Post  Sirop14 on Thu Dec 22, 2011 10:45 am

Letter to the Editor,
Dear Sir

As a student of history, I would like to comment on the article in the Seychelles Nation of the 26th of November 2011 regarding the Cartographic exhibition. According to the article, the exhibition “permet de redécouvrir l’archipel depuis sa découverte jusqu’à la fin de la période française » I found this a bit misleading because the Seychelles archipelago was known and named previously by non-European seafarers who inserted the islands on their maps including the Chinese, though, the latter did not give the islands any name. I know a Seychellois collector who has maps of the region prior to that of the Europeans.

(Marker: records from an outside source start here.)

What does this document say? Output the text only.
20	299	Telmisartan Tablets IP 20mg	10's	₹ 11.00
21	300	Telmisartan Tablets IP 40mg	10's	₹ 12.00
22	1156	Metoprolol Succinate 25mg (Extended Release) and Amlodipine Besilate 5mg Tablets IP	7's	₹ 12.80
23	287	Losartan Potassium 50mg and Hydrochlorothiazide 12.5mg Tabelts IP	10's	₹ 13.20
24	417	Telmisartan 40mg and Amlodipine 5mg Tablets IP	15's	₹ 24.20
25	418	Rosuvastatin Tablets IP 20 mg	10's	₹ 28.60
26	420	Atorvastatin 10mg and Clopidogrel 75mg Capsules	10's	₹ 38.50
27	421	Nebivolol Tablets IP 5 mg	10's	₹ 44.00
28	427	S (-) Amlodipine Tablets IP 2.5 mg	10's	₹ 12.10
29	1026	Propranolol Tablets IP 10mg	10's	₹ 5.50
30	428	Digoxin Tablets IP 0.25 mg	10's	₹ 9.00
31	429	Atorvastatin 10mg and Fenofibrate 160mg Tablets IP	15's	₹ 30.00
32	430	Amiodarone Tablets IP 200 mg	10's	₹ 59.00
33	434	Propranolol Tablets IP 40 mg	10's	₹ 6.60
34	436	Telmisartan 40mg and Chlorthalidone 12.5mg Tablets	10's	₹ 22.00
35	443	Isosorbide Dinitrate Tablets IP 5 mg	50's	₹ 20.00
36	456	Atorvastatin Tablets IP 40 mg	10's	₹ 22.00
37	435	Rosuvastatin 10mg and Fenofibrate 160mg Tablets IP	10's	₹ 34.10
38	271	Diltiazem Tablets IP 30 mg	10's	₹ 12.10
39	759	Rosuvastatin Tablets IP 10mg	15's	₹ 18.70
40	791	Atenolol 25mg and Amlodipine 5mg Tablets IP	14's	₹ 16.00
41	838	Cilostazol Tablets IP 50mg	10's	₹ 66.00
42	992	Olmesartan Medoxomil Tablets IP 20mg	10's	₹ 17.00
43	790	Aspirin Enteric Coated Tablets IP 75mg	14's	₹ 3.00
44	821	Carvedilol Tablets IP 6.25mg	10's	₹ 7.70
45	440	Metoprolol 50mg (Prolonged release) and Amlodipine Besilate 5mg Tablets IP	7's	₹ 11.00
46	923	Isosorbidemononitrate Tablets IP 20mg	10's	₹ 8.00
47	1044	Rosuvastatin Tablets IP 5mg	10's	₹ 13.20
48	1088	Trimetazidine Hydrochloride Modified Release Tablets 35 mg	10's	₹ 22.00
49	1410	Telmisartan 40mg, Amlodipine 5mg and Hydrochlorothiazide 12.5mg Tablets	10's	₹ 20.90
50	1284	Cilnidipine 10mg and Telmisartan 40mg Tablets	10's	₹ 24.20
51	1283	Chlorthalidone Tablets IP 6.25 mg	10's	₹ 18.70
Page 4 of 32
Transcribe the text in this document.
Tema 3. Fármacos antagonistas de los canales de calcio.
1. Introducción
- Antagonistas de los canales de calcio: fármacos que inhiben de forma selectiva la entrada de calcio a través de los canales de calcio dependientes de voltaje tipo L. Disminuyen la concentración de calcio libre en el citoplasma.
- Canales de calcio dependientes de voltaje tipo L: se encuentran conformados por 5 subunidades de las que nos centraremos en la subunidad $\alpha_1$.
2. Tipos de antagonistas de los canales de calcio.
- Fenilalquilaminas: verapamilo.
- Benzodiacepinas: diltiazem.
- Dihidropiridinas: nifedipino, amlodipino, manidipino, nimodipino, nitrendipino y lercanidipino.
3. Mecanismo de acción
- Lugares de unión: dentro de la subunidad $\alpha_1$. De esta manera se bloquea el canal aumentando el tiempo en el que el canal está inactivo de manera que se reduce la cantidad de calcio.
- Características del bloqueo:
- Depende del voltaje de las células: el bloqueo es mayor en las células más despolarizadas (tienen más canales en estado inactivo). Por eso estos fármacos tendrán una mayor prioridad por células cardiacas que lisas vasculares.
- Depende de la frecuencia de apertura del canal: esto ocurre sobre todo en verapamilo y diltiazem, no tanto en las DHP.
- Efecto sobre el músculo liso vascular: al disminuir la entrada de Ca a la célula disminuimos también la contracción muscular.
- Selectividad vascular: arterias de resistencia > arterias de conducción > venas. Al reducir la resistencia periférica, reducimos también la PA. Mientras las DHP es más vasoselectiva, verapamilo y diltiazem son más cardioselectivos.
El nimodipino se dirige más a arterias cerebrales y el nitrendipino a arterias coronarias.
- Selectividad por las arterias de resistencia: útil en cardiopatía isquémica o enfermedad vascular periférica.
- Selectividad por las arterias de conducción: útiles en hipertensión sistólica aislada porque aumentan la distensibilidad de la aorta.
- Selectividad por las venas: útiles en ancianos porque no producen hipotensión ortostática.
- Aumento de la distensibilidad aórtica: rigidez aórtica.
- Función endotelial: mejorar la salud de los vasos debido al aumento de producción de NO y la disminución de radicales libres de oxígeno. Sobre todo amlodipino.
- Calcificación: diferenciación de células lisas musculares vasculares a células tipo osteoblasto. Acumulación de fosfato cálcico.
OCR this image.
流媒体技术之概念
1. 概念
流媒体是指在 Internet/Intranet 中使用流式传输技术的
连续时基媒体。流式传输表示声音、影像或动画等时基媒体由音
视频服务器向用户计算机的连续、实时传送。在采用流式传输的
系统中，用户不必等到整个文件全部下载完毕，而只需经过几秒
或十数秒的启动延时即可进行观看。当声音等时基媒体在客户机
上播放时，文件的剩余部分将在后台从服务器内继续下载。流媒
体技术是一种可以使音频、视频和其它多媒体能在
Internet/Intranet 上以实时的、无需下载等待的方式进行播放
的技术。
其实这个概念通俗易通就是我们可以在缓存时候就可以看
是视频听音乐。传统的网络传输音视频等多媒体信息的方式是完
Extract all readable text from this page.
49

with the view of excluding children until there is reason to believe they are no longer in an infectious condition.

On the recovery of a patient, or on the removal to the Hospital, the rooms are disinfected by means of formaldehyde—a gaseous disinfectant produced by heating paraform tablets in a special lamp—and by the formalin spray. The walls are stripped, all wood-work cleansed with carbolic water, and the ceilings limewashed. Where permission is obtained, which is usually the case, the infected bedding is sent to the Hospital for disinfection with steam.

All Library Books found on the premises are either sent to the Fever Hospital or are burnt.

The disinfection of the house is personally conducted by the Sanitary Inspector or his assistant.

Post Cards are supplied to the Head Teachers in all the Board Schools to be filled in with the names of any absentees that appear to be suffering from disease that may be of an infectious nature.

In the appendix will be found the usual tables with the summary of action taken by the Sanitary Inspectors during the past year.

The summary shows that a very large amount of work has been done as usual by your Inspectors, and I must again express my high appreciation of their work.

Apropos the ancient copies of the exhibited cartographies, it would have been very interesting for the Seychellois public to know how many new maps or cartography the team has discovered. How many copies they have taken from the collection of the Seychelles National Archives to incorporate in their exhibition? I doubt that in that three years they could have made any new important discoveries. I think that it is now the duty of the Seychelles National Archives to inform us of any new documents in that exhibition. In our region the French used to hide the fact, for example, when they took control of Putucceri (New Village) in India that Putucceri is from the Tamil word Putu meaning new and Ceri Village. They did not respect the authentic version and they renamed the place Pondichéry. The cheeky Mahé de Labourdonnais after arriving at Mayyazhi (Eyebrow of the sea) pronounced Mayye on the Malabar Coast, renamed the place Mahé in his honour.

When the Portuguese President Mario Soares visited Seychelles in November 1995, an exhibition on Old Portuguese maps on the region was mounted by Portuguese with the collaboration of Seychelles National Archives. And they gave a copy of the book “The Portuguese Cartography and the making of the World picture”, by Alefredo Pinhiero Marques to the National Archives.

In that exhibition nearly all the Portuguese Cartographies of the Indian Ocean were displayed including a few from the collection of that Seychelles National Archives.

According to the article it took the team three years of research to mount the exhibition and no mention is made of the cost contributed by the Ministry of Culture. There were, according to the article Seychellois in the group which came from the Ministry of Culture. However, none of their names are mentioned, only that of certain Mr Toubon, or… Touboun. The article was a bit confusing because, in another issue of the Seychelles Nation his name became Mr.Touboul. That name seems to derive from TOUBOUL a Juif errant of Tetouan in Morocco.